Brian froze at the spot. He went completely silent, stopped stirring the rice and just stared down at the pan with a traumatised expression. I hadn't realised just how absurd and fucked up my thought was until I said it out loud. Our apartment was dead silent. Only the frying rice's oozing was filling the rooms with sound. I slowly sipped my juice, waiting to see who would speak up first. Brian shakily turned his head to me, terribly slowly. His face was pale. His glasses had slipped down his nose as he stared down at the pan and his eyes were wide open.

"Did you... what... did you do something to the baby..?" He stuttered.

I turned my head to him and glared as he stared at me in absolute horror. I wasn't even about to speak, I just waited for him to finish gaping at me.

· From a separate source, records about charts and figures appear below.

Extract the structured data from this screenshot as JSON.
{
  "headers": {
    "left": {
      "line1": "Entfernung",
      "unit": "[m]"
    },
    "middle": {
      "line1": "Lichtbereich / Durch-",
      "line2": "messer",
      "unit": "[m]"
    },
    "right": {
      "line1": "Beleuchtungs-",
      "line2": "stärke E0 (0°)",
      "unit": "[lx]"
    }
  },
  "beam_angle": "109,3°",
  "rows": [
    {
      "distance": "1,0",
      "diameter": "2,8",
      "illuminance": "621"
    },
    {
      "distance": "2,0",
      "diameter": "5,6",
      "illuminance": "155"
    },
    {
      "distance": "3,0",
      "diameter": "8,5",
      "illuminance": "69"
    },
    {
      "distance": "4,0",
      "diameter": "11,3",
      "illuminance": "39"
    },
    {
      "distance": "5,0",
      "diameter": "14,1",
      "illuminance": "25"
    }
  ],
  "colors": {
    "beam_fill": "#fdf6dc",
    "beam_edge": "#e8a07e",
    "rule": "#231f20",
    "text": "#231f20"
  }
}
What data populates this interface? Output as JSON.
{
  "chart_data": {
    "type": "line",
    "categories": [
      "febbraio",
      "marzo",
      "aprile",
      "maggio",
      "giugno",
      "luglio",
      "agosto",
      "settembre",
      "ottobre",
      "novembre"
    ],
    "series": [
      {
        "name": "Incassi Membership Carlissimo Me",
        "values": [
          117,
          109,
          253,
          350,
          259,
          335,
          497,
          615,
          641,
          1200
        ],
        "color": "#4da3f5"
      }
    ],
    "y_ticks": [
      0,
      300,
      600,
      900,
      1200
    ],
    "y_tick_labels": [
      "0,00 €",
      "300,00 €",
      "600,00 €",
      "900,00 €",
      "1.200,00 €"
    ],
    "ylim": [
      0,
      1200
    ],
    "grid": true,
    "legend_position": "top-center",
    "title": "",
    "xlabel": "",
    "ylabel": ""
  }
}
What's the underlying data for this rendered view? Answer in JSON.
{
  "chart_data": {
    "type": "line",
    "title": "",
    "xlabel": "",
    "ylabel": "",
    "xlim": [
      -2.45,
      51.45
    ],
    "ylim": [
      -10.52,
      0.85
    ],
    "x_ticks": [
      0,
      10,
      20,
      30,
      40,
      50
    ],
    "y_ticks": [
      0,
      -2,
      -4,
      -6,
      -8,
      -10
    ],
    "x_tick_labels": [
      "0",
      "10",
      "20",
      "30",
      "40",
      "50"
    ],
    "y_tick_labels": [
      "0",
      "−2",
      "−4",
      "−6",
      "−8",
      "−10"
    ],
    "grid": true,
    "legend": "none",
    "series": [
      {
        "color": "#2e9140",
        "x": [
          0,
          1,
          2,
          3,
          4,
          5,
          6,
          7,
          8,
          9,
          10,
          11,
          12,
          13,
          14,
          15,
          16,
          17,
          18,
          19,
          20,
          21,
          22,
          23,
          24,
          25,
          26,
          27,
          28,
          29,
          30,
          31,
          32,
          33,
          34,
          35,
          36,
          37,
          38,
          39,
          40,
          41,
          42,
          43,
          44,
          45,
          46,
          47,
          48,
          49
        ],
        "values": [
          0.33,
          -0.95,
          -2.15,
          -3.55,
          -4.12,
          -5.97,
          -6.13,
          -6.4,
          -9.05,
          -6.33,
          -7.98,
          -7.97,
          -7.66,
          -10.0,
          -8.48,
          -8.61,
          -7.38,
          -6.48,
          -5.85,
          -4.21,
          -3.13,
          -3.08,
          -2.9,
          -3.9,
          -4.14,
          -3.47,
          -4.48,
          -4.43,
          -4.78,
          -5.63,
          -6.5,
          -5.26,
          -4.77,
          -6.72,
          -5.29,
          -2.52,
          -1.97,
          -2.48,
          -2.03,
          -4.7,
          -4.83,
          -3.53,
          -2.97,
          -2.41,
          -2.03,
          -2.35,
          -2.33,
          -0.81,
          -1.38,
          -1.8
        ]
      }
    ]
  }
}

"Did you eat your baby?" He stuttered.

My eyes widened at his question. "THAT'S WHAT WAS GOING THROUGH YOUR HEAD?!" I yelled and slammed my fists into his chest. He groaned and backed up as I grabbed his spatula and started stirring the rice before it got burned. "Nothing happened..." I growled. "It was just a fucked up thought that popped into my head!"

"So the baby's fine..?"

"Yes..." I hissed. He sighed softly in relief and walked up to the stove, taking over the cooking. "Since when do you give a shit about babies?" I mumbled.

"It's not just a baby..." he mumbled. "It's your baby..."

I took a step back at the thought. I never intended to have kids. This wasn't part of my plan. I was going to graduate, get a good job, find a nice apartment and have a bunch of dogs. That was it, no children or romance involved. But now that plan was ruined and I would be stuck with Jayden for the rest of my life if I didn't do anything about the slimy shrimp in my stomach.